Scharres: The Holocaust is easier to identify as a “thing” that a movie is about, but there are more general themes. I think I’ve seen, over a period of years, a greater number of films that involve some kind of really transgressive violent behavior, and more nations have directors working in this way. Nations like Austria, Belgium and Slovenia … definitely produce films that seem to aim in that direction.

A lot of the films in the festival are promoted as Oscar material. How present are other festivals? How about other festivals, such as Cannes, Berlin or Venice?

Scharres: One reason we mention the Oscars is because the American public responds to the Oscars. We’re also appealing to many different ethnic audiences that might be interested in the films that their countries submitted to the Oscars, but they wouldn’t have any other way of seeing. All those other festivals you mention definitely feed into our festival too, especially Cannes.

It is a big responsibility to try to bring movies to the festival that wouldn’t be shown in Chicago otherwise; and to also try to bring films that may be shown around later commercially, but that would still improve the festival. How is this balance found?

Rubin: A lot of it is circumstance. Some times there is no choice and it depends on what’s available — we don’t pick films in this ideal vacuum. A lot of factors influence our decisions. One is the premiere factor. If a film has played in the Chicago International Film Festival, it is out for us. We start out by finding out what kind of films are available to us, rather than starting out with a wish-list and then fulfilling it.

Scharres: Sometimes we really set our hearts on a film and don’t manage to get it because of budget reasons.
It’s great that because of the films you show, you give an impression of a festival that everybody would want to show films at, when you really have to go and fight to get them.

How does the spirit of the Gene Siskel Film Center make its way into the festival?

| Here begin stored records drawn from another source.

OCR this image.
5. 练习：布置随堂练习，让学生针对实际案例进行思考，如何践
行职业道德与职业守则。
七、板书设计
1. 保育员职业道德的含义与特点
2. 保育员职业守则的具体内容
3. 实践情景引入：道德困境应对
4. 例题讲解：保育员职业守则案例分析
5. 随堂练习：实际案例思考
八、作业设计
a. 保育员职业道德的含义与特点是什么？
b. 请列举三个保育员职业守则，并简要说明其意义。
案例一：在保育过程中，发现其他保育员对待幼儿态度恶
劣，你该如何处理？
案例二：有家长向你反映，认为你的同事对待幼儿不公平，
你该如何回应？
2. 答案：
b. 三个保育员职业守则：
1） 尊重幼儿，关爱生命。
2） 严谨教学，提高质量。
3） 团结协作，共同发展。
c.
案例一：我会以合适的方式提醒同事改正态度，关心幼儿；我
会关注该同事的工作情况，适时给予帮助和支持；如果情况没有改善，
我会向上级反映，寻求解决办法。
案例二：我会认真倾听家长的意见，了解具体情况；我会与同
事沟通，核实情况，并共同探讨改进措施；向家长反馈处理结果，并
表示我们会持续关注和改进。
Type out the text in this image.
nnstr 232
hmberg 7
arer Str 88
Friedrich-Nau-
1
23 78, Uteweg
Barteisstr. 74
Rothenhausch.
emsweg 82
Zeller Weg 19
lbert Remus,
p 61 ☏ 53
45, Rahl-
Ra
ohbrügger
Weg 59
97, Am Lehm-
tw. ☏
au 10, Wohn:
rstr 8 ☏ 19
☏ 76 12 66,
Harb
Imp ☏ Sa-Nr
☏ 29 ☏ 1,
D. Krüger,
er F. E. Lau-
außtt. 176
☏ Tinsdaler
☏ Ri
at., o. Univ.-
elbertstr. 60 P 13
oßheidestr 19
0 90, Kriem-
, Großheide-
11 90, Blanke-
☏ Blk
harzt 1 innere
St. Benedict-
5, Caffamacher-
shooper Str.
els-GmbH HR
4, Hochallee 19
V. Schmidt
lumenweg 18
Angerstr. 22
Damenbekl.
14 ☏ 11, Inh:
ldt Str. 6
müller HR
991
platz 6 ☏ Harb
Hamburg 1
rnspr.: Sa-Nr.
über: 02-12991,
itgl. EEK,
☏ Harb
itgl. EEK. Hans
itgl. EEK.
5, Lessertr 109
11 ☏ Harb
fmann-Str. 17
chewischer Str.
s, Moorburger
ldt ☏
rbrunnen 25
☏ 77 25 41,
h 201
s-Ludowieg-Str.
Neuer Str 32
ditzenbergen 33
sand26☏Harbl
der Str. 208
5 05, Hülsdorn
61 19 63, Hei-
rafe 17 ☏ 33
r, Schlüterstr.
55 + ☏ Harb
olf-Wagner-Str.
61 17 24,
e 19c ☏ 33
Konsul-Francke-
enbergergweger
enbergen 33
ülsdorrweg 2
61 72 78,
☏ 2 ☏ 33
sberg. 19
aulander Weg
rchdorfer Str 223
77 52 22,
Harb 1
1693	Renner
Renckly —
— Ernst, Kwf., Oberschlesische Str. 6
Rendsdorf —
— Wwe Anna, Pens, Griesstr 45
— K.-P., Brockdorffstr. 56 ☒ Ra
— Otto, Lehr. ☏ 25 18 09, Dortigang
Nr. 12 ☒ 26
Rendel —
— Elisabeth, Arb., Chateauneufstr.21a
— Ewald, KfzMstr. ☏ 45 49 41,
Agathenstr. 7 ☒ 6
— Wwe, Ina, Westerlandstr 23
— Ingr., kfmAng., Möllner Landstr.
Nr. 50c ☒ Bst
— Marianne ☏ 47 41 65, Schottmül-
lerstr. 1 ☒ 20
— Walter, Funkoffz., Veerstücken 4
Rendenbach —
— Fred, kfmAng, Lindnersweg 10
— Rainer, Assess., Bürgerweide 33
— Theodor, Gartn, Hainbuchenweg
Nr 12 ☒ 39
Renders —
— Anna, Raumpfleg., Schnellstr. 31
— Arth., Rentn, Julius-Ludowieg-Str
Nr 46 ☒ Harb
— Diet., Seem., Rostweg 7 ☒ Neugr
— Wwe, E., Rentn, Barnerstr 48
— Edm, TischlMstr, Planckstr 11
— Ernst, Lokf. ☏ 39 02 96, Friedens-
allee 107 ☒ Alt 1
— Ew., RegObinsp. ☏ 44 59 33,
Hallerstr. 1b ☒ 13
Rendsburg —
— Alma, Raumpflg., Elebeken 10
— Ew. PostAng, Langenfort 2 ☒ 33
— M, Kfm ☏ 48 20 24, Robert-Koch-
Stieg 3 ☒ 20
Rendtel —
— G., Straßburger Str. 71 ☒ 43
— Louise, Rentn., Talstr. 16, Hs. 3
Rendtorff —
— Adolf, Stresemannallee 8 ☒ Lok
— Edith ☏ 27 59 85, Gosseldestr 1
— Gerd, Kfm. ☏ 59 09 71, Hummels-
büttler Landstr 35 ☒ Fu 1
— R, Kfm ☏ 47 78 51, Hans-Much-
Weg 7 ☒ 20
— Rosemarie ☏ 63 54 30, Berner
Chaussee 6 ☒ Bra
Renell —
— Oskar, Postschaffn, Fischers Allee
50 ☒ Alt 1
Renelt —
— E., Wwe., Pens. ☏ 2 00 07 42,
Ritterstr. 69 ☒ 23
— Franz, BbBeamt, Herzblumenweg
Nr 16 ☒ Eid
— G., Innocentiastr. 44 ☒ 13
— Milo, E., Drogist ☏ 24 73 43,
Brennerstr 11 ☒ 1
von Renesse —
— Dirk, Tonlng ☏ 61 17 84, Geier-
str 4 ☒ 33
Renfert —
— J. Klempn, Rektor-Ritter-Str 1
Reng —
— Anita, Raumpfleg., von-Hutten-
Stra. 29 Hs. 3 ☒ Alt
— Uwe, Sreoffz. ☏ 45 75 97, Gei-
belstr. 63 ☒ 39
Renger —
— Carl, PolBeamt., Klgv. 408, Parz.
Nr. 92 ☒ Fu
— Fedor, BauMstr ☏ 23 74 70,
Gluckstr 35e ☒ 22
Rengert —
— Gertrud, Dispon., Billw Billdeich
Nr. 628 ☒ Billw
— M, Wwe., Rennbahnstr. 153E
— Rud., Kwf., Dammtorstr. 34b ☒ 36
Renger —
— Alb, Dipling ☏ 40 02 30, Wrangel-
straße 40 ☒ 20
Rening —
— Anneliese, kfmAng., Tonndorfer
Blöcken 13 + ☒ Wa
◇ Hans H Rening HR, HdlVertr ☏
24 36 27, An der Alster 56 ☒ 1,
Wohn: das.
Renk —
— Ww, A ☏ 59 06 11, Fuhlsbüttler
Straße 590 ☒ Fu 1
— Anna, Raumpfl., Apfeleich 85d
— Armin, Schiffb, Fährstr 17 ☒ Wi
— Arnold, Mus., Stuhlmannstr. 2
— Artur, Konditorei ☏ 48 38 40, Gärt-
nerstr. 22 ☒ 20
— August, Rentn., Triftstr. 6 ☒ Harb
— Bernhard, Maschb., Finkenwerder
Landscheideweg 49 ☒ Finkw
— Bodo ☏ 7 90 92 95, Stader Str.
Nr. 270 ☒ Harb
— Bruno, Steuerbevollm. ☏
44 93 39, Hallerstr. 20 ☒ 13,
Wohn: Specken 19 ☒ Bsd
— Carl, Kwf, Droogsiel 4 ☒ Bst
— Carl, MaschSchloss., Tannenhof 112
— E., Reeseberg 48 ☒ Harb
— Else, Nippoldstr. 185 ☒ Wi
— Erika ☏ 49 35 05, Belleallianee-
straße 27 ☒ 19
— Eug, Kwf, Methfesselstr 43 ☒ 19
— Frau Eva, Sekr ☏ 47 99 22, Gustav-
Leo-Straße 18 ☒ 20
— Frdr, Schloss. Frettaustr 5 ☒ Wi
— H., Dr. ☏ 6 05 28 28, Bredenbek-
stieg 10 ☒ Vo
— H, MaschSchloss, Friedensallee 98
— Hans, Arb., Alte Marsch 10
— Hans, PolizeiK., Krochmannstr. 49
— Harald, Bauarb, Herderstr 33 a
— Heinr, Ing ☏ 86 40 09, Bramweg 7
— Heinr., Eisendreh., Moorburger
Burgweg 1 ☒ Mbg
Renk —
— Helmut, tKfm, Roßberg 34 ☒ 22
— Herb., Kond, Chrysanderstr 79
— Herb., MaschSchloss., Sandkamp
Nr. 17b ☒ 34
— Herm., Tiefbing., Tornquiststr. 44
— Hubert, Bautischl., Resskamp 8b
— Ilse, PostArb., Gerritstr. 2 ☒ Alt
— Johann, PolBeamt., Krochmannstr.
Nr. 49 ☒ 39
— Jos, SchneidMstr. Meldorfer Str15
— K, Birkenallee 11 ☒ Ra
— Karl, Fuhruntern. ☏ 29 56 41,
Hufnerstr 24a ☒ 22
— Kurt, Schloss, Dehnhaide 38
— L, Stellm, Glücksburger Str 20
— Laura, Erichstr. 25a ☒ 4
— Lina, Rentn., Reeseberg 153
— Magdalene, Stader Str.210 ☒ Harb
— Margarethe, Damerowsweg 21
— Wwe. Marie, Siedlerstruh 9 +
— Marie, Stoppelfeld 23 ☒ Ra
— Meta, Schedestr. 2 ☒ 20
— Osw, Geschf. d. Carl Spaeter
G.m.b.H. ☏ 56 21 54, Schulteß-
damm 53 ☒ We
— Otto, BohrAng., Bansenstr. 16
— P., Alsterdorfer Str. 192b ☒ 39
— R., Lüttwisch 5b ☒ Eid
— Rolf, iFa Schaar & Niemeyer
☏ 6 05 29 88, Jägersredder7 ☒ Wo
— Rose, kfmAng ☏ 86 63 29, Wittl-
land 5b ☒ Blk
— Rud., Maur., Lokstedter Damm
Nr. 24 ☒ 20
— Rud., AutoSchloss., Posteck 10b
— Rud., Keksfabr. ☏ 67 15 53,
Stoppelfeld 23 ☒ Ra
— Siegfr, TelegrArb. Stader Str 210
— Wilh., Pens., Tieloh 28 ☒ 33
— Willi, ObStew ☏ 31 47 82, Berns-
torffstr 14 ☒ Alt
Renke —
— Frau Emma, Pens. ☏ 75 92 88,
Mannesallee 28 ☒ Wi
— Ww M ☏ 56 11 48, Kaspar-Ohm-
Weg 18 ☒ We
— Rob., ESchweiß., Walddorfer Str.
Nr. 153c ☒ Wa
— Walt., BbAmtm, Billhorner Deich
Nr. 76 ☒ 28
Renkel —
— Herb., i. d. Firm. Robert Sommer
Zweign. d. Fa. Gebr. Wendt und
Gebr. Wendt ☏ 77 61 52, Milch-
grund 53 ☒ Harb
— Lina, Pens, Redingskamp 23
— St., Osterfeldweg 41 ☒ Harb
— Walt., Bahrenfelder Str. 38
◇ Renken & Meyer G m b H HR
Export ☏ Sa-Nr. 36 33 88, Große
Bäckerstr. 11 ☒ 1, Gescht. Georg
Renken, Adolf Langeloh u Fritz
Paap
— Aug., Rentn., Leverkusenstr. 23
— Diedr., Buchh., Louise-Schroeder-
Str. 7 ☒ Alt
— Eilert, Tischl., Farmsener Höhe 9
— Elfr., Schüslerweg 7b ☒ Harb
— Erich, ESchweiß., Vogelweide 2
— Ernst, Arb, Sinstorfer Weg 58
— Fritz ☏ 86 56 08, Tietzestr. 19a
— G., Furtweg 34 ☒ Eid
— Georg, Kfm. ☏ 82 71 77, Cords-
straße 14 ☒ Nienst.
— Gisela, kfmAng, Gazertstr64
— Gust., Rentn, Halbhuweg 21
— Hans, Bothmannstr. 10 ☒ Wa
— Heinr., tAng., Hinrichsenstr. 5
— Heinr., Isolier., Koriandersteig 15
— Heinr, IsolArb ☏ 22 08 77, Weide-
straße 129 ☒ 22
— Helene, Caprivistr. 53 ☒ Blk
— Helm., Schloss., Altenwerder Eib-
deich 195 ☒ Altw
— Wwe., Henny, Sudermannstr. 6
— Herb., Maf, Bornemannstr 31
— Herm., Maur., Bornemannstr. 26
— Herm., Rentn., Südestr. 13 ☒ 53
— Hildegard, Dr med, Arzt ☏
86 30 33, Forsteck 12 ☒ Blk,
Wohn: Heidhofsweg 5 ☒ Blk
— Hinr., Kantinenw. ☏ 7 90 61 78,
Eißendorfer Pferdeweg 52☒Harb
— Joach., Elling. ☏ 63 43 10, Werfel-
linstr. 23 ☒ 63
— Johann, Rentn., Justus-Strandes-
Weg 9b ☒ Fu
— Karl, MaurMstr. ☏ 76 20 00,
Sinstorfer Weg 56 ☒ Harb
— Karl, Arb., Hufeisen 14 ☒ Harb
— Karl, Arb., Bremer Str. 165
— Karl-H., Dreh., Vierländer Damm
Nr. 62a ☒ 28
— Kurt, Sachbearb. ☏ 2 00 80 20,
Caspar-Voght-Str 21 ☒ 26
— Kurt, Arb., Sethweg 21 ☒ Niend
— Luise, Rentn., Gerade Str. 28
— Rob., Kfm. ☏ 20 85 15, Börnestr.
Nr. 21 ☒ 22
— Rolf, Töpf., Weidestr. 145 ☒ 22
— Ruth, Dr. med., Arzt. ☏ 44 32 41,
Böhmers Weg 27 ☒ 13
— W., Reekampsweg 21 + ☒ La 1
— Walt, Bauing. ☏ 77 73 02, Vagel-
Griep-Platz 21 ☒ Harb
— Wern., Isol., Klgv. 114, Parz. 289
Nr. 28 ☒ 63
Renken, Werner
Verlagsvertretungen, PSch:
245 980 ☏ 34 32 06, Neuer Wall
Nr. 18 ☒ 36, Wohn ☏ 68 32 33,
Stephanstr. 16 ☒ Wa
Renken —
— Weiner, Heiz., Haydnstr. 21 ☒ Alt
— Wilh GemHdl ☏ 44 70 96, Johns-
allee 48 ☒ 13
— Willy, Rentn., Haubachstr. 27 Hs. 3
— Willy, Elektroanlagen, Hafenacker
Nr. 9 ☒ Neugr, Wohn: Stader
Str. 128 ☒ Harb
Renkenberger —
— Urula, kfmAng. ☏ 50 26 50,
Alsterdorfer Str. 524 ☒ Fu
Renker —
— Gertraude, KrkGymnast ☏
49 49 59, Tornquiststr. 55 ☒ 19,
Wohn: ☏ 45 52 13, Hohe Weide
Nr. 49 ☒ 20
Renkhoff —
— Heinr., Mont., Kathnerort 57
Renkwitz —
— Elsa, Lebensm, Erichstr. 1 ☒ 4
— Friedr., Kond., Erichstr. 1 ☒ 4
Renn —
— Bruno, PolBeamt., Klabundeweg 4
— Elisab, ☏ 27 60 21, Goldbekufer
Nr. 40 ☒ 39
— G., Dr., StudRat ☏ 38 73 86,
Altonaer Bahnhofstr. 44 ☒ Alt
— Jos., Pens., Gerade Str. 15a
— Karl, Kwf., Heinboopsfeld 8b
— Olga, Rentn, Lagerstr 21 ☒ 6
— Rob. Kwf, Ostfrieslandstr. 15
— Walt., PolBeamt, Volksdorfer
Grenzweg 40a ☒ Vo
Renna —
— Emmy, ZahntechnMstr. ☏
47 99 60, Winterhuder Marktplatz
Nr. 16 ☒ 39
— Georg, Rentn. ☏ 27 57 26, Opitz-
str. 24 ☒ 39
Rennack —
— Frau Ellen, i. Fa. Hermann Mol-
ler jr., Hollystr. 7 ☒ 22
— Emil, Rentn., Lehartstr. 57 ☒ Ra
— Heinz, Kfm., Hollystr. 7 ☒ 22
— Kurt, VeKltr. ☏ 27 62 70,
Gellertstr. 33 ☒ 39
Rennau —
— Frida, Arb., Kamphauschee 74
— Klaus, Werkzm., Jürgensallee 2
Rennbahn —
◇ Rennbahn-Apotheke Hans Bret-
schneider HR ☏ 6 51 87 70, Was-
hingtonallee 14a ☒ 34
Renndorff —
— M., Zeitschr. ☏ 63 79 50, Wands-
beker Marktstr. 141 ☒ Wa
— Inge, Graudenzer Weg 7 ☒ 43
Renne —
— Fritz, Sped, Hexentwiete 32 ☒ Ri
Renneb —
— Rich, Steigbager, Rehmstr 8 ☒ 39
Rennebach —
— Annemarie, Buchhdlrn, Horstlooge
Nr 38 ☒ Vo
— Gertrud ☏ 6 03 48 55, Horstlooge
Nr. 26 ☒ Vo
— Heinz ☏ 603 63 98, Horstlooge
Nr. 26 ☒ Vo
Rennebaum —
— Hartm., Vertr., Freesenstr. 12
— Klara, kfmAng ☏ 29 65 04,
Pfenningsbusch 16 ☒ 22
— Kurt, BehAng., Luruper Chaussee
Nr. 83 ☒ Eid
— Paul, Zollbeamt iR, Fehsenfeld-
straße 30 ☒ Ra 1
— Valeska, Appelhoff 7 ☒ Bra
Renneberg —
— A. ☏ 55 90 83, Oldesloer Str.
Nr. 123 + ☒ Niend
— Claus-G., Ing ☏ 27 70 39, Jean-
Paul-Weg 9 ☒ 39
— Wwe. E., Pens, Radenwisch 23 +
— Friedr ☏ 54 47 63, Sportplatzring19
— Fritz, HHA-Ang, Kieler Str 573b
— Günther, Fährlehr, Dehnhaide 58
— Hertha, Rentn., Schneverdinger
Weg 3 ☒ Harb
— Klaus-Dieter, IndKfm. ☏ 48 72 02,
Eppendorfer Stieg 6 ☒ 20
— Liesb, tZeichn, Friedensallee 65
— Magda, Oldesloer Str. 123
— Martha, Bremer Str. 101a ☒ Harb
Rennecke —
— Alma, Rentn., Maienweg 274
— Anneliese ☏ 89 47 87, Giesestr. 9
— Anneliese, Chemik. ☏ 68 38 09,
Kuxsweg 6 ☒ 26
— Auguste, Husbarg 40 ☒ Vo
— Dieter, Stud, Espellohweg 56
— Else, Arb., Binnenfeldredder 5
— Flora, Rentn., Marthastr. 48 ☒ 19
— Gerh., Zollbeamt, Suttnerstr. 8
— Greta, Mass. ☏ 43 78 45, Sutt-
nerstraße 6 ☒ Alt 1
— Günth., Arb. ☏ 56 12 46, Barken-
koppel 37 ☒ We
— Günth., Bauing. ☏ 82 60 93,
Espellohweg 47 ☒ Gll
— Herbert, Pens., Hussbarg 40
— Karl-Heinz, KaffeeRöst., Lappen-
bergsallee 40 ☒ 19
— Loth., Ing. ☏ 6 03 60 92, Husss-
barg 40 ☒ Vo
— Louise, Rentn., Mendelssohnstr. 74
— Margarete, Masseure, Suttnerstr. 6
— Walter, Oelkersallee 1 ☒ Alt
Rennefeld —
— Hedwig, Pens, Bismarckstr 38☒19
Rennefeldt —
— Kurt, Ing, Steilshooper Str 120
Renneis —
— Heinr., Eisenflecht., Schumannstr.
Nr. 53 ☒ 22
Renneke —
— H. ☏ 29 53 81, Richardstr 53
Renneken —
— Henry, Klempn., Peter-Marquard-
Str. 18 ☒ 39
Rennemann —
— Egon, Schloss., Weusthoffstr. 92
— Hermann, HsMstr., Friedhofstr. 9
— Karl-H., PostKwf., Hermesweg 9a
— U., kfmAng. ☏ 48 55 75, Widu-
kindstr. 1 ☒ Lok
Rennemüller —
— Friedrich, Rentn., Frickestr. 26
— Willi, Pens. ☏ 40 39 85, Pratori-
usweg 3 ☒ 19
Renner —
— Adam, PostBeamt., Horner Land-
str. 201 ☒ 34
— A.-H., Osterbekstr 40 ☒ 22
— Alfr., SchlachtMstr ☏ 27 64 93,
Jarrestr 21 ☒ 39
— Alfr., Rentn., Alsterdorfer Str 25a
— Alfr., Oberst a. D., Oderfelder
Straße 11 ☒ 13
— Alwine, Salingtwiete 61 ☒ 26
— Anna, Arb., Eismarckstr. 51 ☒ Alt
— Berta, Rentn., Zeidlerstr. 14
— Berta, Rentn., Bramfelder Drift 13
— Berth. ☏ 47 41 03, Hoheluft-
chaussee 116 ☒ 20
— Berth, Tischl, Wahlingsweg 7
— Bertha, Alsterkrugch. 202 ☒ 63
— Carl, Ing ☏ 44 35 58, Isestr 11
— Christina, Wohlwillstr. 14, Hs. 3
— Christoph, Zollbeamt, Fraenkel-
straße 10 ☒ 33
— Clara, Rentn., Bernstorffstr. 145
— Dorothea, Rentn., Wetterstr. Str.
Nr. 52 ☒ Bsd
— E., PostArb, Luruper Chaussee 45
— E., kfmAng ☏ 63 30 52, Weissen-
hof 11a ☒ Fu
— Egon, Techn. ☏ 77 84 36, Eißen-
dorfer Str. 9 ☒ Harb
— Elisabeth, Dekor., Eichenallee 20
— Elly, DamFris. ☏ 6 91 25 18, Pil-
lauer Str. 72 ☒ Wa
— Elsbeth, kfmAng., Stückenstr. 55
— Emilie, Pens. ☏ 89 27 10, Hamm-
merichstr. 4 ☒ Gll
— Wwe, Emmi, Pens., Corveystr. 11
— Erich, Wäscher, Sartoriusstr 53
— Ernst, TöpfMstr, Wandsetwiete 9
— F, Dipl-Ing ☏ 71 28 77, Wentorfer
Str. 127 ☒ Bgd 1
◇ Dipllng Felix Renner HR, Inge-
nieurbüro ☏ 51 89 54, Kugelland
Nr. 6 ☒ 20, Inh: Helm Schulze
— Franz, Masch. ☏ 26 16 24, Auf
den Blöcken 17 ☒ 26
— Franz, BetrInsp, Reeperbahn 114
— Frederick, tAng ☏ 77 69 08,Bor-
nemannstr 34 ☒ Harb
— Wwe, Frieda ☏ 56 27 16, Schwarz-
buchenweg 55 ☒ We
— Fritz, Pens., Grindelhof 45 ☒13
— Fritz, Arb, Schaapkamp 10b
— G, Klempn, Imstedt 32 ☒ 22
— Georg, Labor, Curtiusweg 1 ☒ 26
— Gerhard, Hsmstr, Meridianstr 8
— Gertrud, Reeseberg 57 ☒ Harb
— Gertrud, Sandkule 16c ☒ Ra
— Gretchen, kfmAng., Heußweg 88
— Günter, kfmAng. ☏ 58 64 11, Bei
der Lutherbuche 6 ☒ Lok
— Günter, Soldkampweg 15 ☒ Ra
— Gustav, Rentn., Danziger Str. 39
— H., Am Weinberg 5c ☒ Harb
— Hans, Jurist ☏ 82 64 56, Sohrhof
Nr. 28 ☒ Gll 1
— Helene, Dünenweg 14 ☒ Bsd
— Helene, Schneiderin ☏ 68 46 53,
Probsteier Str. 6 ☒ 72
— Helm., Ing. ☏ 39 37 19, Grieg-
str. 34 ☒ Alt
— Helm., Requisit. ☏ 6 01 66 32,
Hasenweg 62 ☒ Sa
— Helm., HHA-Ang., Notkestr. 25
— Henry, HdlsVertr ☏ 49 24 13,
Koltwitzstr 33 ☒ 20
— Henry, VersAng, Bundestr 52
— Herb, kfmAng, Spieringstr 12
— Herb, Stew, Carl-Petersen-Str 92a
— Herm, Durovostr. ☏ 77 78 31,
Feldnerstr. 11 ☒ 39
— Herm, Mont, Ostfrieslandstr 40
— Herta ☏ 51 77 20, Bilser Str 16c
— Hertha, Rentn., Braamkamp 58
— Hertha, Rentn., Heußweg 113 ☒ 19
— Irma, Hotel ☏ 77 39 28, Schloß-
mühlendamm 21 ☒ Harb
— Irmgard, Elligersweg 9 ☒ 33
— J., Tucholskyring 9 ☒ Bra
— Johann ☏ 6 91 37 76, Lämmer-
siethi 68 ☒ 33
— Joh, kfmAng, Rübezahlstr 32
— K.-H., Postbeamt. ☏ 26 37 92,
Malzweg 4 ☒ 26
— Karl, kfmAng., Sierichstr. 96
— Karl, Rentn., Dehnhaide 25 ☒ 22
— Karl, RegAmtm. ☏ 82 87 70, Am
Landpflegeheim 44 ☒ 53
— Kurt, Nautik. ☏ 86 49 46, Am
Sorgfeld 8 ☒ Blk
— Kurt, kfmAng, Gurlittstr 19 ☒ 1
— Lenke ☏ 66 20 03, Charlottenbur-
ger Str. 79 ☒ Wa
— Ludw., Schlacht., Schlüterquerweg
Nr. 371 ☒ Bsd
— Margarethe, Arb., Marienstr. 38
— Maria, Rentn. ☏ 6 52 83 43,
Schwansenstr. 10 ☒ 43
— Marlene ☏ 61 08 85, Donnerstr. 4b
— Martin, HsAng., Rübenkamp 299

Rubin: We’re very open to submissions. Unless we feel like it’s obviously inappropriate for our situation, we’ll take a look at everything we can — that is how occasionally we pick unexpected discoveries. A big part of our mission is to encourage local filmmakers.

Scharres: As far as our mission goes, we don’t consider smaller films as something outside of our scope. Everything is a possibility.

Rubin: We’re currently very religious as far as trying to show as big of a diversity in films. We’ll do Jim Henson, The Muppets and avant-garde films.

Scharres: The goal of the festival represents the goal of the Film Center as an organization. This year we have a range of popular movies, avant-garde films, documentaries, films directed by both men and women, and gay themed films. The festival tries to be representative at both an artistic and cultural level.